Fernando Medina regressou, esta segunda-feira, ao seu habitual espaço de comentário, na TVI24, onde falou sobre os principais temas da atualidade.

A DGS já determinou as normas e a festa do Avante! vai mesmo realizar-se. Algo que, para Fernando Medina, “faz todo o sentido” na lógica da reabertura “gradual”.  

"Faz todo o sentido fazer a Festa do Avante!", afirmou Fernando Medina.

Para o presidente da Câmara de Lisboa, o evento comunista deve ser encarado como outra atividade que regressa em tempos de covid-19, tal como acontece com a reabertura "dos espaços comerciais, das salas de espectáculo, feiras do livro ou da praia" e que "fazem todo o sentido acontecer desde que se definam e sejam cumpridas regras de segurança de acordo com as orientações que a DGS emite".

Fernando Medina lembrou ainda que a Festa do Avante! se trata de um evento organizado por um partido político, e que Portugal "tem na Constituição e na Lei uma salvaguarda especial decorrente do próprio funcionamento da nossa sociedade democrática". 

O comentador da TVI24 foi também muito crítico das “tentativas de condicionamento político” de que o PCP foi alvo, apontando o dedo ao líder do PSD, Rui Rio. 

“"Se percebo o receio de muitas pessoas, não compreendo e não aceito os pronunciamentos políticos que manifestamente passaram todos os limites do ponto de vista de tentativa do condicionamento da ação do PCP na organização da Festa do Avante!. Acho que Rui Rio foi longe de mais. Aquilo que ele diz vai muito para lá daquilo que é o requisito de exigência de regras sanitárias”, frisou.

Medina falou ainda sobre a possibilidade de uma crise política, depois da ronda de negociações entre o Governo e os partidos à esquerda. Algo que, diz, numa altura em que o país enfrenta uma crise, seria inconcebível para qualquer português.

A 44.ª edição da Festa do “Avante!”, que se realiza entre 04 e 06 de setembro, só vai ter lugares sentados nos diversos espetáculos, incluindo no maior e principal palco denominado 25 de Abril, segundo o Plano de Contingência hoje divulgado pelo PCP.
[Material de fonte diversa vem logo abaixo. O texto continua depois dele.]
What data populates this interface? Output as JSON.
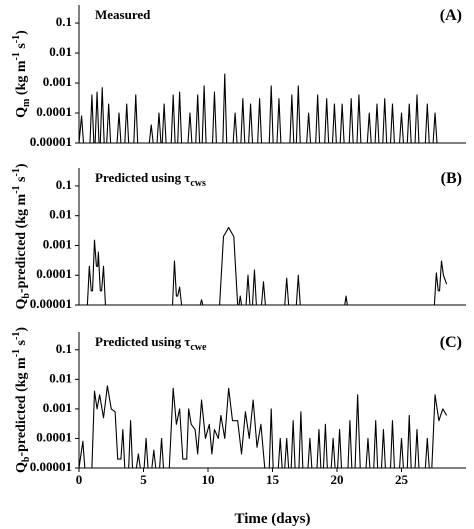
{
  "chart_data": [
    {
      "type": "line",
      "title": [
        "Measured"
      ],
      "panel_label": "(A)",
      "ylabel": [
        "Q",
        "m",
        " (kg m",
        "-1",
        " s",
        "-1",
        ")"
      ],
      "yscale": "log",
      "ylim": [
        1e-05,
        0.4
      ],
      "yticks": [
        0.1,
        0.01,
        0.001,
        0.0001,
        {
          "value": 1e-05,
          "label": "0.00001"
        }
      ],
      "xlim": [
        0,
        30
      ],
      "color": "#000000",
      "x": [
        0,
        0.2,
        0.35,
        0.85,
        1.0,
        1.15,
        1.25,
        1.4,
        1.55,
        1.65,
        1.8,
        1.95,
        2.15,
        2.3,
        2.45,
        2.95,
        3.1,
        3.25,
        3.55,
        3.7,
        3.85,
        4.25,
        4.4,
        4.55,
        5.45,
        5.6,
        5.75,
        6.05,
        6.2,
        6.35,
        6.45,
        6.6,
        6.75,
        7.15,
        7.3,
        7.45,
        7.65,
        7.8,
        7.95,
        8.45,
        8.6,
        8.75,
        9.05,
        9.2,
        9.35,
        9.55,
        9.7,
        9.85,
        10.35,
        10.5,
        10.65,
        11.15,
        11.3,
        11.45,
        11.95,
        12.1,
        12.25,
        12.55,
        12.7,
        12.85,
        13.15,
        13.3,
        13.45,
        13.85,
        14.0,
        14.15,
        14.75,
        14.9,
        15.05,
        15.35,
        15.5,
        15.65,
        16.35,
        16.5,
        16.65,
        16.85,
        17.0,
        17.15,
        17.65,
        17.8,
        17.95,
        18.35,
        18.5,
        18.65,
        19.05,
        19.2,
        19.35,
        19.65,
        19.8,
        19.95,
        20.25,
        20.4,
        20.55,
        20.95,
        21.1,
        21.25,
        21.55,
        21.7,
        21.85,
        22.35,
        22.5,
        22.65,
        22.95,
        23.1,
        23.25,
        23.55,
        23.7,
        23.85,
        24.15,
        24.3,
        24.45,
        24.85,
        25.0,
        25.15,
        25.45,
        25.6,
        25.75,
        26.05,
        26.2,
        26.35,
        26.85,
        27.0,
        27.15,
        27.45,
        27.6,
        27.75,
        28.5
      ],
      "values": [
        1e-05,
        8e-05,
        1e-05,
        1e-05,
        0.0004,
        1e-05,
        1e-05,
        0.0005,
        1e-05,
        1e-05,
        0.0007,
        1e-05,
        1e-05,
        0.0002,
        1e-05,
        1e-05,
        0.0001,
        1e-05,
        1e-05,
        0.0002,
        1e-05,
        1e-05,
        0.0004,
        1e-05,
        1e-05,
        4e-05,
        1e-05,
        1e-05,
        0.0001,
        1e-05,
        1e-05,
        0.0002,
        1e-05,
        1e-05,
        0.0004,
        1e-05,
        1e-05,
        0.0005,
        1e-05,
        1e-05,
        0.0001,
        1e-05,
        1e-05,
        0.0004,
        1e-05,
        1e-05,
        0.0008,
        1e-05,
        1e-05,
        0.0005,
        1e-05,
        1e-05,
        0.002,
        1e-05,
        1e-05,
        0.0001,
        1e-05,
        1e-05,
        0.0003,
        1e-05,
        1e-05,
        0.0002,
        1e-05,
        1e-05,
        0.0003,
        1e-05,
        1e-05,
        0.0008,
        1e-05,
        1e-05,
        0.0003,
        1e-05,
        1e-05,
        0.0004,
        1e-05,
        1e-05,
        0.0008,
        1e-05,
        1e-05,
        0.0001,
        1e-05,
        1e-05,
        0.0004,
        1e-05,
        1e-05,
        0.0003,
        1e-05,
        1e-05,
        0.0002,
        1e-05,
        1e-05,
        0.0002,
        1e-05,
        1e-05,
        0.0003,
        1e-05,
        1e-05,
        0.0004,
        1e-05,
        1e-05,
        0.0001,
        1e-05,
        1e-05,
        0.0002,
        1e-05,
        1e-05,
        0.0003,
        1e-05,
        1e-05,
        0.0002,
        1e-05,
        1e-05,
        0.0001,
        1e-05,
        1e-05,
        0.0002,
        1e-05,
        1e-05,
        0.0004,
        1e-05,
        1e-05,
        0.0002,
        1e-05,
        1e-05,
        0.0001,
        1e-05,
        1e-05
      ]
    },
    {
      "type": "line",
      "title": [
        "Predicted using τ",
        "cws"
      ],
      "panel_label": "(B)",
      "ylabel": [
        "Q",
        "b",
        "-predicted (kg m",
        "-1",
        " s",
        "-1",
        ")"
      ],
      "yscale": "log",
      "ylim": [
        1e-05,
        0.4
      ],
      "yticks": [
        0.1,
        0.01,
        0.001,
        0.0001,
        {
          "value": 1e-05,
          "label": "0.00001"
        }
      ],
      "xlim": [
        0,
        30
      ],
      "color": "#000000",
      "x": [
        0,
        0.65,
        0.8,
        0.95,
        1.05,
        1.2,
        1.35,
        1.45,
        1.5,
        1.65,
        1.75,
        1.9,
        2.05,
        7.25,
        7.4,
        7.55,
        7.65,
        7.8,
        7.95,
        9.4,
        9.5,
        9.6,
        10.9,
        11.2,
        11.6,
        12.0,
        12.3,
        12.4,
        12.5,
        12.6,
        12.95,
        13.1,
        13.25,
        13.45,
        13.6,
        13.75,
        14.15,
        14.3,
        14.45,
        15.95,
        16.1,
        16.25,
        16.85,
        17.0,
        17.15,
        20.6,
        20.7,
        20.8,
        27.55,
        27.7,
        27.85,
        27.95,
        28.1,
        28.25,
        28.5
      ],
      "values": [
        1e-05,
        1e-05,
        0.0002,
        3e-05,
        3e-05,
        0.0015,
        0.0002,
        0.0002,
        0.0006,
        3e-05,
        3e-05,
        0.0002,
        1e-05,
        1e-05,
        0.0003,
        2e-05,
        2e-05,
        4e-05,
        1e-05,
        1e-05,
        1.5e-05,
        1e-05,
        1e-05,
        0.002,
        0.004,
        0.002,
        1e-05,
        1e-05,
        2e-05,
        1e-05,
        1e-05,
        0.0001,
        1e-05,
        1e-05,
        0.00015,
        1e-05,
        1e-05,
        6e-05,
        1e-05,
        1e-05,
        8e-05,
        1e-05,
        1e-05,
        0.0001,
        1e-05,
        1e-05,
        2e-05,
        1e-05,
        1e-05,
        0.00012,
        3e-05,
        3e-05,
        0.0003,
        0.0001,
        5e-05
      ]
    },
    {
      "type": "line",
      "title": [
        "Predicted using τ",
        "cwe"
      ],
      "panel_label": "(C)",
      "ylabel": [
        "Q",
        "b",
        "-predicted (kg m",
        "-1",
        " s",
        "-1",
        ")"
      ],
      "yscale": "log",
      "ylim": [
        1e-05,
        0.4
      ],
      "yticks": [
        0.1,
        0.01,
        0.001,
        0.0001,
        {
          "value": 1e-05,
          "label": "0.00001"
        }
      ],
      "xlim": [
        0,
        30
      ],
      "xticks": [
        0,
        5,
        10,
        15,
        20,
        25
      ],
      "xlabel": "Time (days)",
      "color": "#000000",
      "x": [
        0,
        0.3,
        0.45,
        1.0,
        1.2,
        1.4,
        1.6,
        1.9,
        2.2,
        2.5,
        2.8,
        3.0,
        3.25,
        3.4,
        3.55,
        3.85,
        4.0,
        4.15,
        4.45,
        4.6,
        4.75,
        5.05,
        5.2,
        5.35,
        5.65,
        5.8,
        5.95,
        6.25,
        6.4,
        6.55,
        7.0,
        7.3,
        7.55,
        7.8,
        8.05,
        8.35,
        8.5,
        8.7,
        9.0,
        9.2,
        9.5,
        9.8,
        10.1,
        10.3,
        10.5,
        10.8,
        11.0,
        11.3,
        11.6,
        11.9,
        12.3,
        12.6,
        12.9,
        13.2,
        13.5,
        13.8,
        14.1,
        14.4,
        14.75,
        14.9,
        15.05,
        15.45,
        15.6,
        15.75,
        15.95,
        16.1,
        16.25,
        16.45,
        16.6,
        16.75,
        17.05,
        17.2,
        17.35,
        17.75,
        17.9,
        18.05,
        18.45,
        18.6,
        18.75,
        18.95,
        19.1,
        19.25,
        19.55,
        19.7,
        19.85,
        20.05,
        20.2,
        20.35,
        20.85,
        21.0,
        21.15,
        21.4,
        21.6,
        21.8,
        22.25,
        22.4,
        22.55,
        22.85,
        23.0,
        23.15,
        23.45,
        23.6,
        23.75,
        24.15,
        24.3,
        24.45,
        24.85,
        25.0,
        25.15,
        25.45,
        25.6,
        25.75,
        26.05,
        26.2,
        26.35,
        26.85,
        27.0,
        27.15,
        27.35,
        27.6,
        27.9,
        28.2,
        28.5
      ],
      "values": [
        1e-05,
        8e-05,
        1e-05,
        1e-05,
        0.004,
        0.001,
        0.003,
        0.0005,
        0.006,
        0.001,
        0.0008,
        2e-05,
        2e-05,
        0.0002,
        1e-05,
        1e-05,
        0.0004,
        1e-05,
        1e-05,
        3e-05,
        1e-05,
        1e-05,
        0.0001,
        1e-05,
        1e-05,
        4e-05,
        1e-05,
        1e-05,
        0.0001,
        1e-05,
        1e-05,
        0.005,
        0.0003,
        0.001,
        2e-05,
        2e-05,
        0.001,
        0.0003,
        0.0002,
        3e-05,
        0.002,
        0.0001,
        0.0003,
        3e-05,
        0.0002,
        0.0001,
        0.0006,
        0.0001,
        0.005,
        0.0004,
        0.0004,
        3e-05,
        0.0008,
        0.0001,
        0.002,
        5e-05,
        0.0003,
        1e-05,
        1e-05,
        0.001,
        1e-05,
        1e-05,
        0.0001,
        1e-05,
        1e-05,
        0.0001,
        1e-05,
        1e-05,
        0.0004,
        1e-05,
        1e-05,
        0.0008,
        1e-05,
        1e-05,
        0.0001,
        1e-05,
        1e-05,
        0.0002,
        1e-05,
        1e-05,
        0.0003,
        1e-05,
        1e-05,
        0.0001,
        1e-05,
        1e-05,
        0.0002,
        1e-05,
        1e-05,
        0.0004,
        1e-05,
        1e-05,
        0.003,
        1e-05,
        1e-05,
        0.0001,
        1e-05,
        1e-05,
        0.0004,
        1e-05,
        1e-05,
        0.0002,
        1e-05,
        1e-05,
        0.0004,
        1e-05,
        1e-05,
        0.0001,
        1e-05,
        1e-05,
        0.0006,
        1e-05,
        1e-05,
        0.0002,
        1e-05,
        1e-05,
        0.0001,
        1e-05,
        1e-05,
        0.003,
        0.0004,
        0.001,
        0.0006
      ]
    }
  ]
}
A organização da Festa do Avante! "tem a responsabilidade" de aplicar várias medidas para reduzir o risco de infeção e para a saúde pública por propagação da doença covid-19 durante o evento, afirma o parecer da DGS hoje divulgado.

No seu parecer técnico sobre a realização da Festa do Avante! deste ano, a DGS refere que a tipologia do evento "acarreta diferentes riscos" e a organização "tem a responsabilidade de aplicar medidas de redução de risco e de cumprir, promover e garantir o cumprimento da legislação vigente aplicável, bem como das normas, orientações e recomendações da DGS, durante todo o período de duração do evento, atendendo ao risco existente de infeção por Sars-Cov-2 e ao risco para a saúde pública por propagação da doença covid-19".

A pandemia de covid-19 já provocou pelo menos 847.071 mortos e infetou mais de 25,2 milhões de pessoas em 196 países e territórios, segundo um balanço feito pela agência francesa AFP.

Em Portugal, morreram 1.822 pessoas das 58.012 confirmadas como infetadas, de acordo com o boletim mais recente da Direção-Geral da Saúde.